機器(モニターや超音波機器など)のキャスターは精密さが求められ、わずかな揺れも許されません。この種のキャスターは必ず 減震機能 を備え、車輪内部に弾性のクッション構造があり、移動時の振動が機器の精度に影響しないようにします。素材は化学腐食に強いナイロンを優先し、機器周辺は消毒液で頻繁に拭かれるため、普通のゴム製キャスターは腐食やひび割れが起こりやすいです。
医療用キャスターの選定で注目すべき3つのポイント
病院環境は特殊で、キャスターを選ぶ際には基本的な耐荷重やサイズのほかに、以下の3つの細部を絶対に見逃してはいけません。
感染防止設計は最低限の条件です 。医療用キャスターは 隙間のない構造 で、車輪とブラケットの接続部に溝や穴があってはならず、そうでないとほこり、血液の跡、消毒液の残留物がたまりやすく、細菌の温床になります。現在の高品質な医療用キャスターは全包み込み設計で、表面が滑らかで清掃が簡単で、アルコールで拭いても汚れが隠れません。ベアリング付きのキャスターは密封ベアリングを選び、汚染物質の侵入を防いで回転に影響を与えません。
静音性能は患者の休息に影響します 。病室のキャスターの騒音は50デシベル以下に抑えなければならず、これは通常の会話の音量に相当します。キャスターの静音効果のテストは簡単で、機器をタイルの床の上で押し、1メートル離れた耳で明らかな「ゴロゴロ音」が聞こえなければ合格です。ポリウレタン製の車輪はゴム製より静かで、大きな直径の車輪は小さいものより転がる音が小さいため、選定時に優先的に考慮できます。
耐荷重の安全係数に余裕を持つこと 。医療機器のキャスターの耐荷重は「ちょうど足りる」程度で選んではいけず、50%以上の安全余裕を持たせる必要があります。例えば実際の耐荷重が200キロのカートなら、キャスターの定格耐荷重は少なくとも300キロでなければなりません。機器の移動時に衝撃を受けることがあり、瞬間的に耐荷重が増加し、長期間のフル負荷使用はブラケットの変形や破損を招き、安全リスクがあります。
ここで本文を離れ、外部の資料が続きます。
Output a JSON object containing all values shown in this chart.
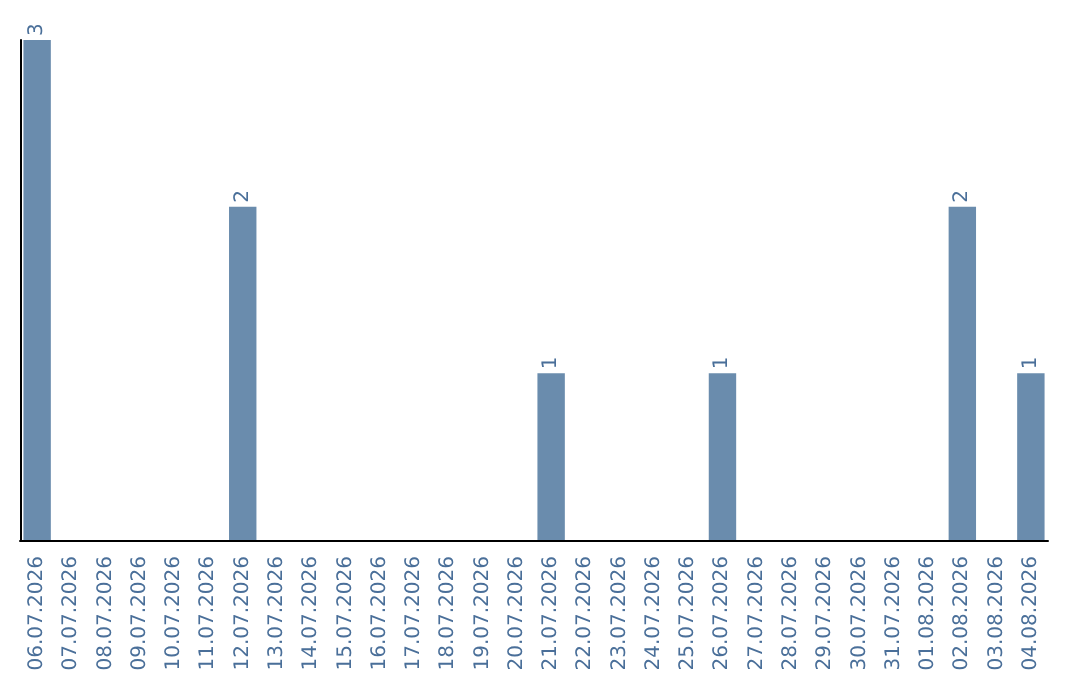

日常のメンテナンスをしっかり行えば、キャスターの故障は減ります
医療用キャスターは毎日頻繁に使われるため、メンテナンスをしっかり行うことで故障率を下げ、寿命を延ばせます。
毎日の清掃は省略できません 。勤務終了前に中性洗剤を含ませた布でキャスターの表面を拭き、特に車輪の隙間にたまった髪の毛、糸くず、ほこりを重点的に清掃します。血液や薬液が付着した場合は、すぐに消毒液で拭き取り、汚れが固まって落ちにくくなるのを防ぎます。清掃時にブレーキの感度もチェックし、ブレーキを踏んで機器を押しても車輪が微動だにしなければ正常です。
定期的な潤滑で引っかかりを防止 。毎月キャスターのベアリングと旋回軸に医療用潤滑油を1回滴下し、食用油は使わないように注意します。食用油はほこりを引き寄せて引っかかりの原因になります。潤滑後は機器を前後に数回押して潤滑油を十分に浸透させ、回転時に異音がなければ潤滑が適切に行われたことを示します。
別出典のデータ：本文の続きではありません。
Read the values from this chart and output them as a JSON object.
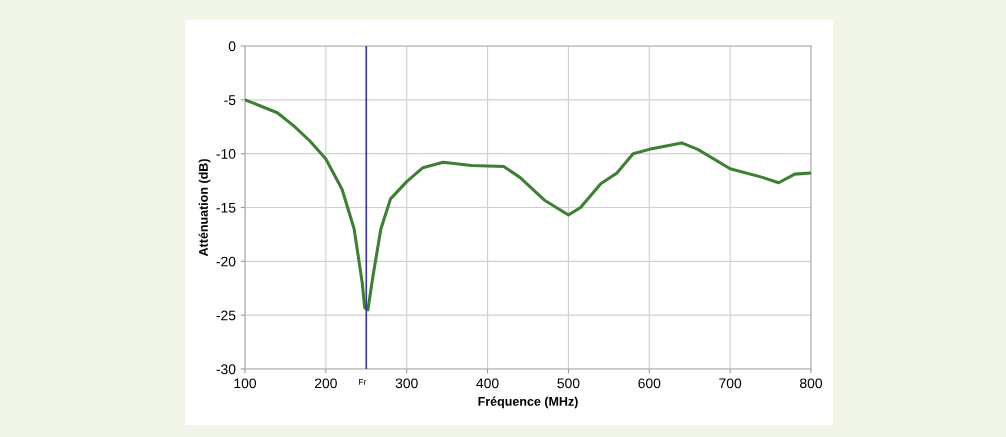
{
  "chart_data": {
    "type": "line",
    "xlabel": "Fréquence (MHz)",
    "ylabel": "Atténuation (dB)",
    "xlim": [
      100,
      800
    ],
    "xticks": [
      100,
      200,
      300,
      400,
      500,
      600,
      700,
      800
    ],
    "ylim": [
      -30,
      0
    ],
    "yticks": [
      -30,
      -25,
      -20,
      -15,
      -10,
      -5,
      0
    ],
    "grid": true,
    "line_style": "solid",
    "marker": "none",
    "series": [
      {
        "color": "#3f7f35",
        "x": [
          100,
          120,
          140,
          160,
          180,
          200,
          220,
          235,
          245,
          248,
          252,
          258,
          268,
          280,
          300,
          320,
          345,
          380,
          420,
          440,
          470,
          500,
          515,
          540,
          560,
          580,
          600,
          640,
          660,
          700,
          740,
          760,
          780,
          800
        ],
        "values": [
          -5,
          -5.6,
          -6.2,
          -7.4,
          -8.8,
          -10.5,
          -13.3,
          -17,
          -22,
          -24.3,
          -24.5,
          -21.5,
          -17,
          -14.2,
          -12.6,
          -11.3,
          -10.8,
          -11.1,
          -11.2,
          -12.2,
          -14.3,
          -15.7,
          -15,
          -12.8,
          -11.8,
          -10,
          -9.6,
          -9,
          -9.6,
          -11.4,
          -12.2,
          -12.7,
          -11.9,
          -11.8
        ]
      }
    ],
    "ref_lines": [
      {
        "axis": "x",
        "value": 250,
        "label": "Fr",
        "color": "#3a3a8c",
        "line_style": "solid"
      }
    ]
  }
}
摩耗部品は速やかに交換 。車輪の表面にひび割れが見られたり、ブレーキが効かなくなったり、回転時に異音がする場合は、すぐに機器の使用を中止しキャスターを交換してください。交換時は型番の適合に注意し、特に病床のキャスターは純正部品を使い、普通のキャスターを代用してはいけません。予備のキャスターは乾燥して風通しの良い場所に保管し、直射日光によるゴムの劣化を避けてください。
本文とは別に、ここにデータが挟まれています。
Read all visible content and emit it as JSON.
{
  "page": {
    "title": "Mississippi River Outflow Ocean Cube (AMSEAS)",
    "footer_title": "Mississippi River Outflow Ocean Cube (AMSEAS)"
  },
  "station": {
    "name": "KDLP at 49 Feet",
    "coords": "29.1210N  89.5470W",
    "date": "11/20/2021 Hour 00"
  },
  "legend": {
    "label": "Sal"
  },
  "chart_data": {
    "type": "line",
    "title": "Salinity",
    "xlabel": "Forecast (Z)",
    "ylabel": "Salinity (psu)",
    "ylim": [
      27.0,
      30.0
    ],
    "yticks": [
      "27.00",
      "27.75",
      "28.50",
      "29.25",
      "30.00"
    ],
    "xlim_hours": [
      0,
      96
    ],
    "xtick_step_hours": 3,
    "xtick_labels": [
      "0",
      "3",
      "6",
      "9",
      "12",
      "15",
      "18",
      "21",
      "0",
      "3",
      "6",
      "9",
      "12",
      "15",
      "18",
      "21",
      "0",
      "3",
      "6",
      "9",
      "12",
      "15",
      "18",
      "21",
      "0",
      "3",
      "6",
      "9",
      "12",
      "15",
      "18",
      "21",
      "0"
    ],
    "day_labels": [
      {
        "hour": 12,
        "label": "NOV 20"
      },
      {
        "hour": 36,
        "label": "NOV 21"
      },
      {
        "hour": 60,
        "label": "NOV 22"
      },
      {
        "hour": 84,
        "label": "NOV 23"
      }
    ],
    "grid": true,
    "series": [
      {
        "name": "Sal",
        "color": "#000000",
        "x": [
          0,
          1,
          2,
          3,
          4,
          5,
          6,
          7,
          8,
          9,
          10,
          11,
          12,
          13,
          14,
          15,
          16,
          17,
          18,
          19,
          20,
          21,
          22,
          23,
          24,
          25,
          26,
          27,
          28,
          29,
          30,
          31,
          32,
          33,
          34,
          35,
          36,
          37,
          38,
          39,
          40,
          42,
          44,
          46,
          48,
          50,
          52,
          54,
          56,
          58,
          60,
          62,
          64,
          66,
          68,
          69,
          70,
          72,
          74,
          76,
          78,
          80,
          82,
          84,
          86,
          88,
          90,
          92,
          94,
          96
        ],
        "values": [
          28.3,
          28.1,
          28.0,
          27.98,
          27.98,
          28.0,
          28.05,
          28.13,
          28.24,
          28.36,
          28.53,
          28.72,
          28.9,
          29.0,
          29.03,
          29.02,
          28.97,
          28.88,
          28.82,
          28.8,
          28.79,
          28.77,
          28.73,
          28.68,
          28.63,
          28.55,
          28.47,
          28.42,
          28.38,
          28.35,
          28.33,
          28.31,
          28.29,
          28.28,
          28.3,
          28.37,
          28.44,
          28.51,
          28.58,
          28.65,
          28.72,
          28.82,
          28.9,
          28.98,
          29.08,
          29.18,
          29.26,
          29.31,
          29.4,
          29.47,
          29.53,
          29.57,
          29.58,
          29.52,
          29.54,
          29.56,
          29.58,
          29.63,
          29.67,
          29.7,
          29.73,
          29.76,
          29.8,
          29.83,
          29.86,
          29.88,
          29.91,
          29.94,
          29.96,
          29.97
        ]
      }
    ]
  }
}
医療用キャスターは小さいですが、病院の安全な運営にとって重要な役割を果たしています。適切な型番を選び、メンテナンスをしっかり行うことで、機器の故障を減らし、交差感染のリスクも低減し、医療スタッフの作業をスムーズにします。次回病院でキャスターを購入または交換する際は、これらのポイントを参考にチェックして、小さな部品が医療の質に影響を与えないようにしましょう。もし科室のキャスターに異音やブレーキの不具合があれば、必ず速やかに設備科に報告してください。